THE ECONOMY
The economy is doing well, but not that well. The trajectory here starts
with interest rates, and now we all agree that they are headed higher. The
investment community seems to be waiting for the Fed to act, rather than
making the decision now on the probable future. Rate are going up because
inflation is here. Oil is at $40 / bbl. Even the government, who
massages the numbers down, has the CPI and PPI at 7% last month. That means
the real interest rate is negative. The budget deficit is huge and that
leads to printing money to pay for the government expenditures. We bounced off
45 year lows a year ago, and this trend will continue. Once started, the
convexity guys, who have to manage portfolios of bonds and mortgages, have to
reposition in a huge derivative way. They make the trend continue and go
farther than it would from other forces. The trend is now up and they will
insure it continues.
Another weakness is the export of jobs. Not just the low paying
manufacturing jobs, but now the higher paying technology jobs like IT, X ray
reading, and engineering. They are not coming back because the difference in
cost is as much as 10 times. The related figure of Commercial and Industrial
Loans reveal that no one is investing in the US, largely because of the
uncompetitive labor rates.
A big Achilles heal is that we expect foreign investment of $400B per
year to balance our trade deficit. Foreigners, especially central banks, have
shown a surprising willingness to continue to purchase US Treasuries
($10B last week in the Fed's Custody holdings). They have lost billions on
currency exchange losses in the last two years, and will lose much more in
bond prices as interest rates rise. If they stop, US interest rates will rise,
and the dollar will weaken.
The problem with interest rate rising, is that stock P/E multiples
collapse. This is what happened in the 1970s. The economy did relatively well,
and stocks were flat. After inflation the return on stocks was negative. We
are still at very high P/E levels. My prediction is that the economy and
corporate earnings improve, but that stock prices stay nominally flat, and
that inflation makes the real return negative in the decade ahead.

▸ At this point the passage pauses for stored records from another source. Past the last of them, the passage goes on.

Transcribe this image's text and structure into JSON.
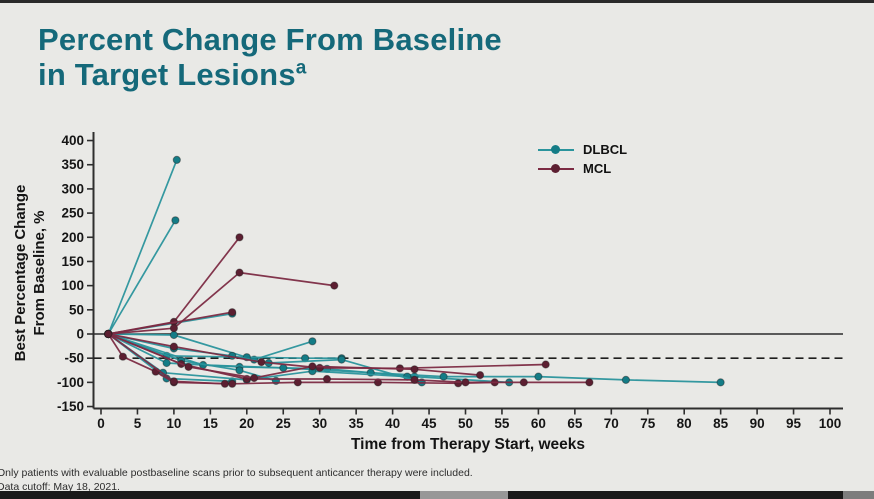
{
  "title": {
    "line1": "Percent Change From Baseline",
    "line2": "in Target Lesions",
    "superscript": "a",
    "color": "#15697a"
  },
  "footnotes": {
    "line1": "Only patients with evaluable postbaseline scans prior to subsequent anticancer therapy were included.",
    "line2": "Data cutoff: May 18, 2021."
  },
  "chart_data": {
    "type": "line",
    "subtype": "spider-plot",
    "title": "Percent Change From Baseline in Target Lesions",
    "xlabel": "Time from Therapy Start, weeks",
    "ylabel": "Best Percentage Change From Baseline, %",
    "ylabel_lines": [
      "Best Percentage Change",
      "From Baseline, %"
    ],
    "xlim": [
      0,
      100
    ],
    "ylim": [
      -150,
      400
    ],
    "x_ticks": [
      0,
      5,
      10,
      15,
      20,
      25,
      30,
      35,
      40,
      45,
      50,
      55,
      60,
      65,
      70,
      75,
      80,
      85,
      90,
      95,
      100
    ],
    "y_ticks": [
      400,
      350,
      300,
      250,
      200,
      150,
      100,
      50,
      0,
      -50,
      -100,
      -150
    ],
    "grid": false,
    "reference_lines": [
      {
        "y": 0,
        "style": "solid",
        "color": "#2b2b2b"
      },
      {
        "y": -50,
        "style": "dashed",
        "color": "#1e1e1e"
      }
    ],
    "legend": {
      "position": "upper-right",
      "items": [
        {
          "label": "DLBCL",
          "color": "#2a949c",
          "dot_color": "#147c86"
        },
        {
          "label": "MCL",
          "color": "#7c2b43",
          "dot_color": "#5c1f31"
        }
      ]
    },
    "series": [
      {
        "name": "DLBCL",
        "color": "#2a949c",
        "dot_color": "#147c86",
        "patients": [
          [
            [
              1,
              0
            ],
            [
              10.4,
              360
            ]
          ],
          [
            [
              1,
              0
            ],
            [
              10.2,
              235
            ]
          ],
          [
            [
              1,
              0
            ],
            [
              10,
              -2
            ],
            [
              21,
              -53
            ],
            [
              29,
              -15
            ]
          ],
          [
            [
              1,
              0
            ],
            [
              9,
              -45
            ],
            [
              20,
              -48
            ],
            [
              28,
              -50
            ],
            [
              33,
              -50
            ]
          ],
          [
            [
              1,
              0
            ],
            [
              9,
              -60
            ],
            [
              19,
              -68
            ],
            [
              31,
              -72
            ],
            [
              43,
              -88
            ],
            [
              56,
              -100
            ]
          ],
          [
            [
              1,
              0
            ],
            [
              14,
              -64
            ],
            [
              25,
              -70
            ],
            [
              37,
              -80
            ],
            [
              47,
              -88
            ],
            [
              60,
              -88
            ],
            [
              72,
              -95
            ],
            [
              85,
              -100
            ]
          ],
          [
            [
              1,
              0
            ],
            [
              9,
              -92
            ],
            [
              18,
              -98
            ]
          ],
          [
            [
              1,
              0
            ],
            [
              8.5,
              -80
            ],
            [
              20,
              -95
            ],
            [
              29,
              -77
            ],
            [
              42,
              -88
            ]
          ],
          [
            [
              1,
              0
            ],
            [
              11,
              -55
            ],
            [
              19,
              -75
            ],
            [
              24,
              -97
            ]
          ],
          [
            [
              1,
              0
            ],
            [
              10,
              -30
            ],
            [
              18,
              -45
            ],
            [
              23,
              -60
            ],
            [
              33,
              -53
            ],
            [
              44,
              -100
            ]
          ],
          [
            [
              1,
              0
            ],
            [
              18,
              42
            ]
          ]
        ]
      },
      {
        "name": "MCL",
        "color": "#7c2b43",
        "dot_color": "#5c1f31",
        "patients": [
          [
            [
              1,
              0
            ],
            [
              10,
              25
            ],
            [
              19,
              200
            ]
          ],
          [
            [
              1,
              0
            ],
            [
              10,
              12
            ],
            [
              19,
              127
            ],
            [
              32,
              100
            ]
          ],
          [
            [
              1,
              0
            ],
            [
              18,
              45
            ]
          ],
          [
            [
              1,
              0
            ],
            [
              3,
              -47
            ],
            [
              7.5,
              -78
            ],
            [
              10,
              -100
            ],
            [
              18,
              -103
            ],
            [
              27,
              -100
            ],
            [
              38,
              -100
            ],
            [
              49,
              -102
            ],
            [
              54,
              -100
            ]
          ],
          [
            [
              1,
              0
            ],
            [
              10,
              -26
            ],
            [
              22,
              -58
            ],
            [
              30,
              -70
            ],
            [
              41,
              -71
            ],
            [
              61,
              -63
            ]
          ],
          [
            [
              1,
              0
            ],
            [
              11,
              -62
            ],
            [
              20,
              -93
            ],
            [
              31,
              -93
            ],
            [
              43,
              -95
            ],
            [
              50,
              -100
            ],
            [
              58,
              -100
            ],
            [
              67,
              -100
            ]
          ],
          [
            [
              1,
              0
            ],
            [
              10,
              -98
            ],
            [
              17,
              -103
            ]
          ],
          [
            [
              1,
              0
            ],
            [
              12,
              -68
            ],
            [
              21,
              -91
            ],
            [
              29,
              -67
            ],
            [
              43,
              -73
            ],
            [
              52,
              -85
            ]
          ]
        ]
      }
    ]
  }
}
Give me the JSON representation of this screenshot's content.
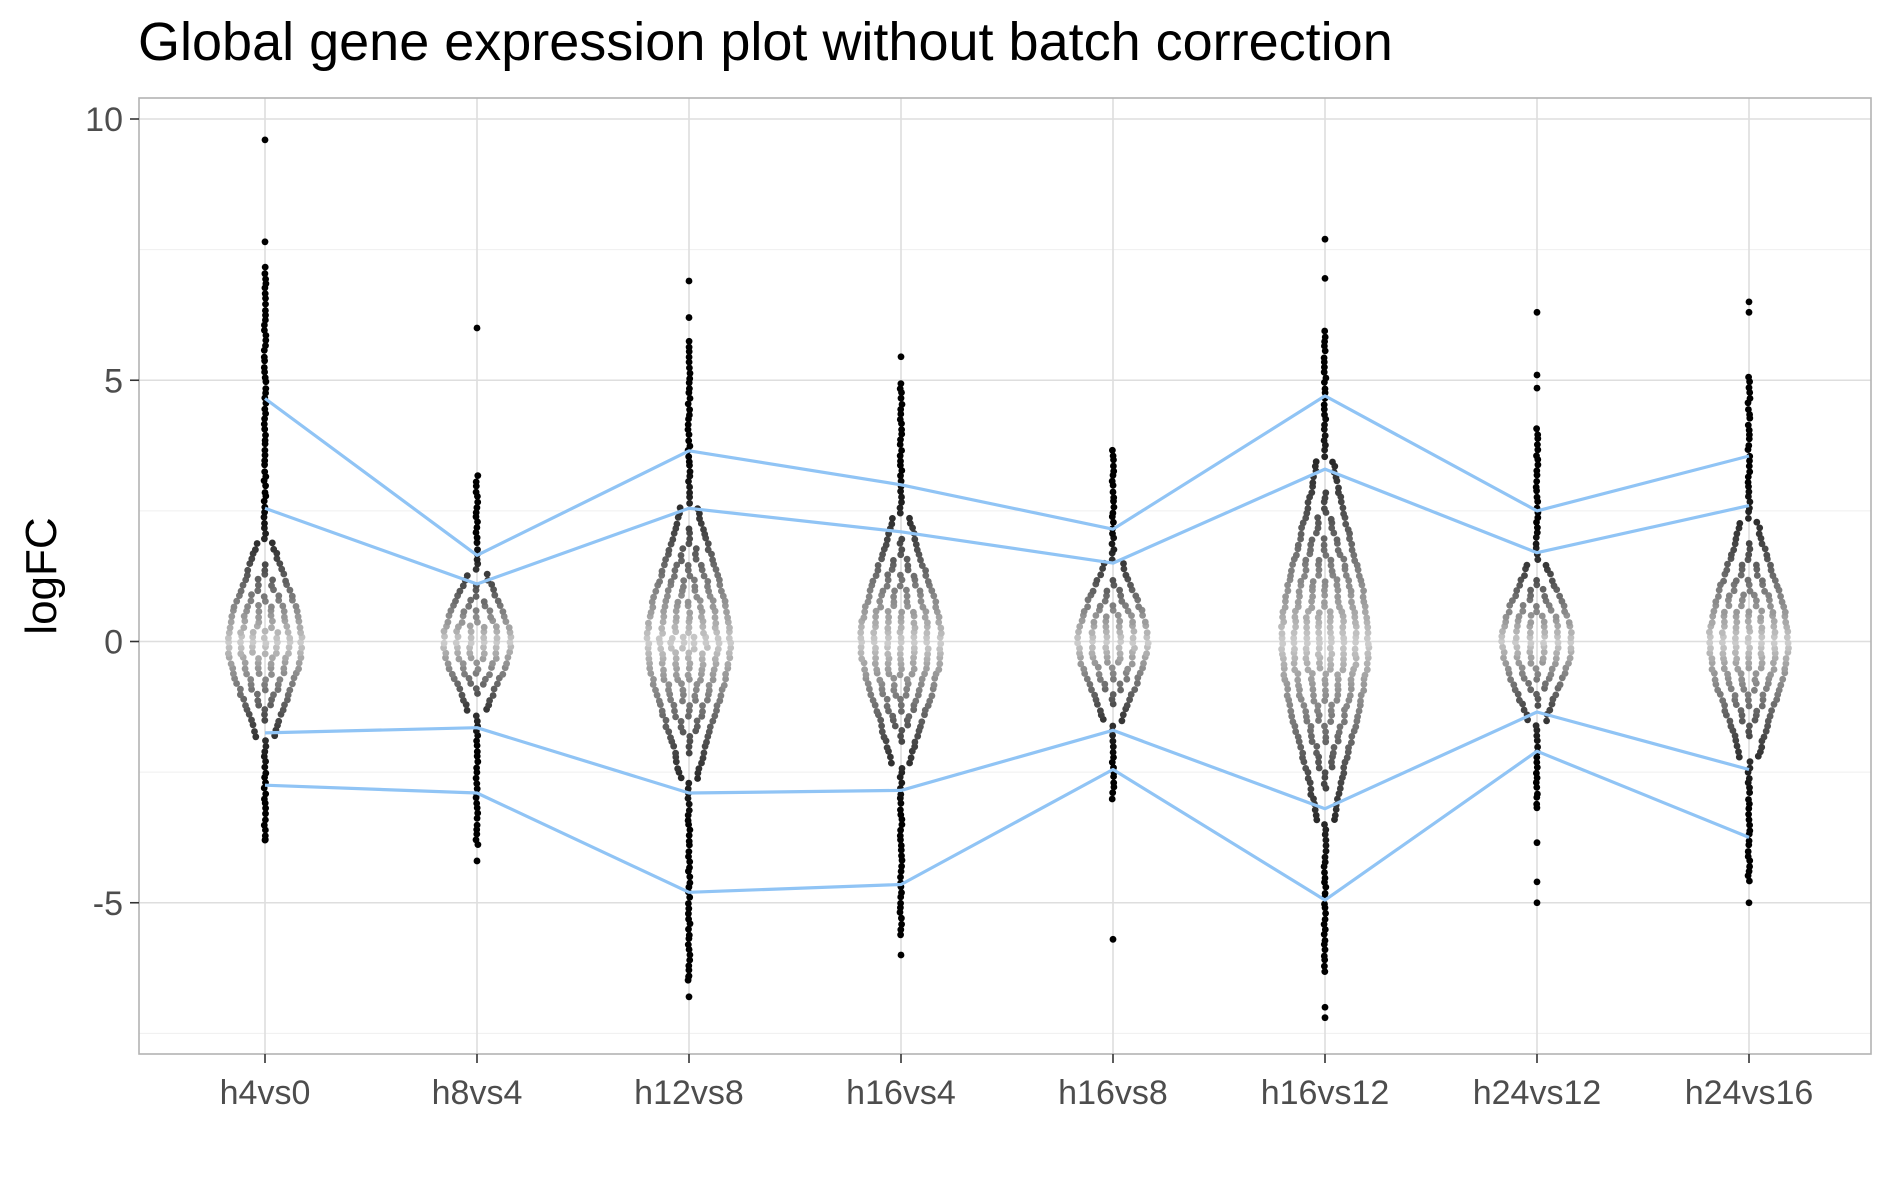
{
  "chart_data": {
    "type": "scatter",
    "title": "Global gene expression plot without batch correction",
    "xlabel": "",
    "ylabel": "logFC",
    "ylim": [
      -7.8,
      10.4
    ],
    "yticks": [
      -5,
      0,
      5,
      10
    ],
    "ytick_labels": [
      "-5",
      "0",
      "5",
      "10"
    ],
    "categories": [
      "h4vs0",
      "h8vs4",
      "h12vs8",
      "h16vs4",
      "h16vs8",
      "h16vs12",
      "h24vs12",
      "h24vs16"
    ],
    "distributions": [
      {
        "category": "h4vs0",
        "spread": 1.0,
        "min": -3.8,
        "max": 7.2,
        "outliers": [
          9.6,
          7.65,
          -3.8
        ]
      },
      {
        "category": "h8vs4",
        "spread": 0.75,
        "min": -3.9,
        "max": 3.2,
        "outliers": [
          6.0,
          -4.2
        ]
      },
      {
        "category": "h12vs8",
        "spread": 1.35,
        "min": -6.5,
        "max": 5.8,
        "outliers": [
          6.9,
          6.2,
          -6.4,
          -6.8
        ]
      },
      {
        "category": "h16vs4",
        "spread": 1.25,
        "min": -5.6,
        "max": 5.0,
        "outliers": [
          5.45,
          -6.0
        ]
      },
      {
        "category": "h16vs8",
        "spread": 0.85,
        "min": -3.0,
        "max": 3.7,
        "outliers": [
          -5.7
        ]
      },
      {
        "category": "h16vs12",
        "spread": 1.75,
        "min": -6.3,
        "max": 6.0,
        "outliers": [
          7.7,
          6.95,
          -7.0,
          -7.2
        ]
      },
      {
        "category": "h24vs12",
        "spread": 0.85,
        "min": -3.2,
        "max": 4.1,
        "outliers": [
          6.3,
          5.1,
          4.85,
          -3.85,
          -4.6,
          -5.0
        ]
      },
      {
        "category": "h24vs16",
        "spread": 1.2,
        "min": -4.6,
        "max": 5.1,
        "outliers": [
          6.5,
          6.3,
          -5.0
        ]
      }
    ],
    "series": [
      {
        "values": [
          4.65,
          1.65,
          3.65,
          3.0,
          2.15,
          4.7,
          2.5,
          3.55
        ]
      },
      {
        "values": [
          2.55,
          1.1,
          2.55,
          2.1,
          1.5,
          3.3,
          1.7,
          2.6
        ]
      },
      {
        "values": [
          -1.75,
          -1.65,
          -2.9,
          -2.85,
          -1.7,
          -3.2,
          -1.35,
          -2.45
        ]
      },
      {
        "values": [
          -2.75,
          -2.9,
          -4.8,
          -4.65,
          -2.45,
          -4.95,
          -2.1,
          -3.75
        ]
      }
    ],
    "line_color": "#90c4f5",
    "point_color_center": "#cfcfcf",
    "point_color_tail": "#000000",
    "grid": true,
    "legend": "none"
  }
}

The higher interest rates usually take several months to
negatively affect stocks. This would be bad timing for the election. The
housing bubble may not burst by then, but a decrease in asset prices would be
tough on consumer spending.
This is the traditionally weaker 6 months of the year (through October)
for stocks. Jobs are every important to people, and will be modest in the next
year. The point is that while the Iraq war is a negative for Bush, the economy
is not likely to be particularly supportive either.